I’ve found that the implementation of NAT (network address translation, also called internet connection sharing [ICS] (OSX) and network bridging (Windows)) on Tin is pretty decent. The most common use of NAT from a laptop is to convert the laptop into a software wireless router: the laptop is connected to an actual router via wire, and transmits the network wirelessly. I needed to do the reverse: to receive a wireless signal and then share the address with a desktop that doesn’t have a wireless interface.

This succeeded until the wireless connection was inexplicably irresolvable in that dialing to any IP address from either the desktop or Tin resulted in server timeouts.
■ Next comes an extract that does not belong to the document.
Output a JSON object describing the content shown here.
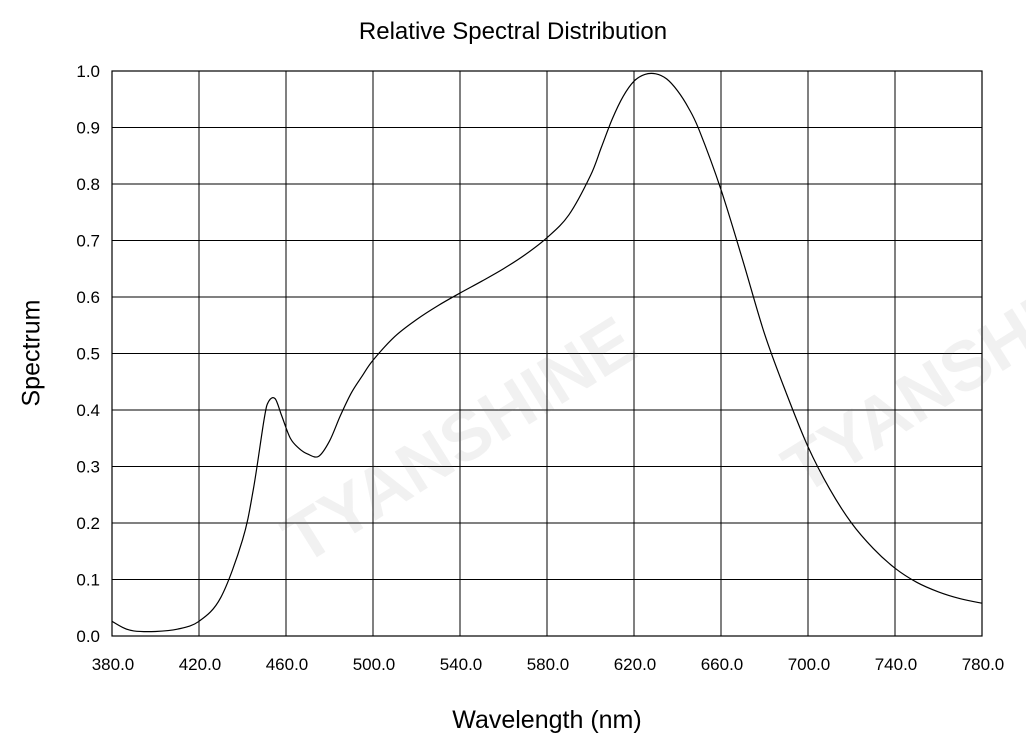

This happened over and over and usually required about ten minutes after each failure and reconnection to the wireless router.

I’ve read a bit more, and I’m really no closer to figuring out why this happened but have a few hypotheses. First, it could be that the NAT implementation isn’t as bullet proof as I had hoped; second, it could be that the router some how doesn’t like what I’m doing; and third, my ISP may see the set up as somehow disruptive to other clients and thus had disconnected me.

With the present setup, my D-Link forwards TCP/80 request to Tin on 8080 which is where Apache lives. It made sense to set up SSH and FTP as well (SFTP uses the same port as SSH AFAIK). This turned out to be remarkably easy, allowing FTP to pass through TCP/21 and SSH to pass through FTP/22 each to Tin. VNC generally uses UDP 5900 and TCP 5900~5902, but opening just UDP+TCP/5900 did the trick.

Of course, as there are _many_ sensitive items on Tin, I can’t afford to just blast everything online so I’ve deactivated the port forwarding for those services after the test was done.

Whenever it is that I get the new web serving hardware, I’ll have to create a lower privilege account to host everything. The plan is to have a box that doesn’t have any kind of interface except for its network connection so that everything is controlled over SSH/SFTP/VNC etc. wherever I am physically in the world.

Edit: Oh! I’ve just learned this is called running a machine headless. — I’ve heard that term before, I just didn’t put it together.